By Howard Aiken
I regularly coach squads of adult beginners in sweep-oar rowing. From their very first session in the rowing tank I insist that they change seats regularly to ensure that they row on ‘both sides of the boat’. I also insist that, for them, the correct answer to the question ‘Which side of the boat do you row?’ is ‘Both’. For this I must thank the coaches who taught ME to row, through whom I learned that to be the best rower I could be, I should aim to be able to row in any seat in any boat, whether sweep oar or sculling. No beginner ever leaves one of my courses saddled with the impression that he or she can only row on one side.
By way of contrast, I meet and coach many novice rowers who, while they may have been rowing for only a couple of seasons, have apparently always rowed as ‘stroke-side’ or ‘bow-side’ and are convinced that they can’t row on the other side.
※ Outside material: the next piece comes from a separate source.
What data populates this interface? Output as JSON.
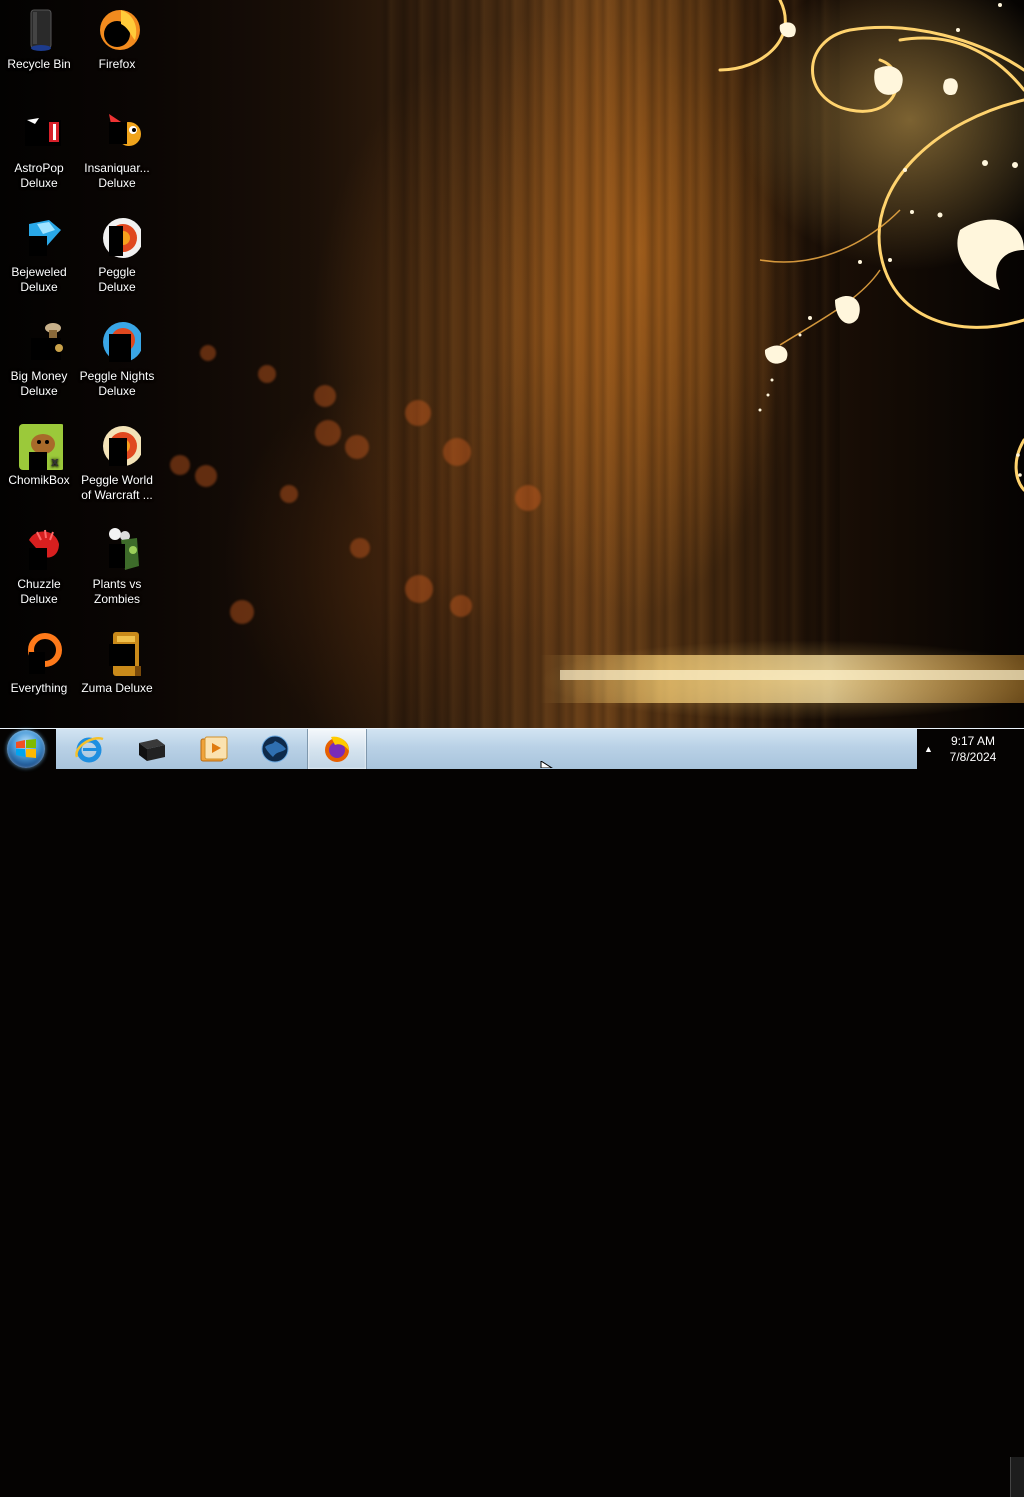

Many of these ‘one-side only’ rowers identify themselves as ‘bow-siders’ or ‘stroke-siders’ with a kind of pride which goes way beyond any idea of ‘preference’. It is not that they simply ‘prefer’ to row one side or the other. They are bow-siders or stroke-siders in the same way that they are male or female and suggesting that they change sides for an outing is actually offensive to them.
It really isn’t their fault. I blame lazy coaches whose lives are made easier if rowers are always on the same side (or even in the same seat!). Coaches save themselves some work if they only have to teach rowers to row on one side and so they go on producing generation after generation of one-armed rowers.
Let me be clear. Human beings are not perfectly symmetrical and we all differ in the degree and orientation of our asymmetry. So it is perfectly natural that when it comes to rowing, many of us will have a preference for one side of the boat or the other. A preference is not a problem. Convincing perfectly healthy athletes that they can ONLY row on one side IS a problem. These rowers are in effect being ‘disabled’ by poor coaching. I put the word ‘disabled’ in inverted commas here because I’m using it as the opposite to ‘enabled’, but coaches and rowers alike should be aware that years of rowing on only one side carries real risks of exacerbating an existing asymmetry, with adverse consequences for the rower (http://bit.ly/1ibjVkR, http://bit.ly/1lxnFAZ).
Of course most coaches aren’t doing this deliberately. They are doing it because no-one is complaining about it. By the time the rower is suffering the consequences of always rowing on the same side the coach who caused the problem is long gone. Well, in my view, the time has come to complain. Coaches need to put their rowers’ long term health before their inclination to take the shortest route to seat allocation. They need to take pride in producing capable, adaptable rowers able to perform well on either side. Sweep-oar rowers need to start taking responsibility for their own health and actively volunteering to change sides regularly. If, in your regular competition boat, you always row on one side, use every oportunity to establish yourself in the coach’s mind as “useful in any seat”. It won’t take long. Most of the rest of the crew will stick with their ‘favourite’ side and your coach will be grateful for someone willing to be flexible when substitutions have to be made due to absences or injury.
Sadly, there are rowers out there for whom this advice may already be too late. They are already convinced that they simply can’t row on the other side of the boat. Never have, never will. For the rest, the most difficult part of this proposal is getting ill-advised (i.e. badly-coached) rowers to let go of the idea that identifying themselves as exclusively bow-side or stroke-side is some kind of badge of elite specialist status. Have a preference by all means, but appreciate that to be the best rower you can be, you should be able to row well in any seat.
And if your coach actively opposes your aim to be the best you can be (surely a vanishingly small probability), find yourself a new coach.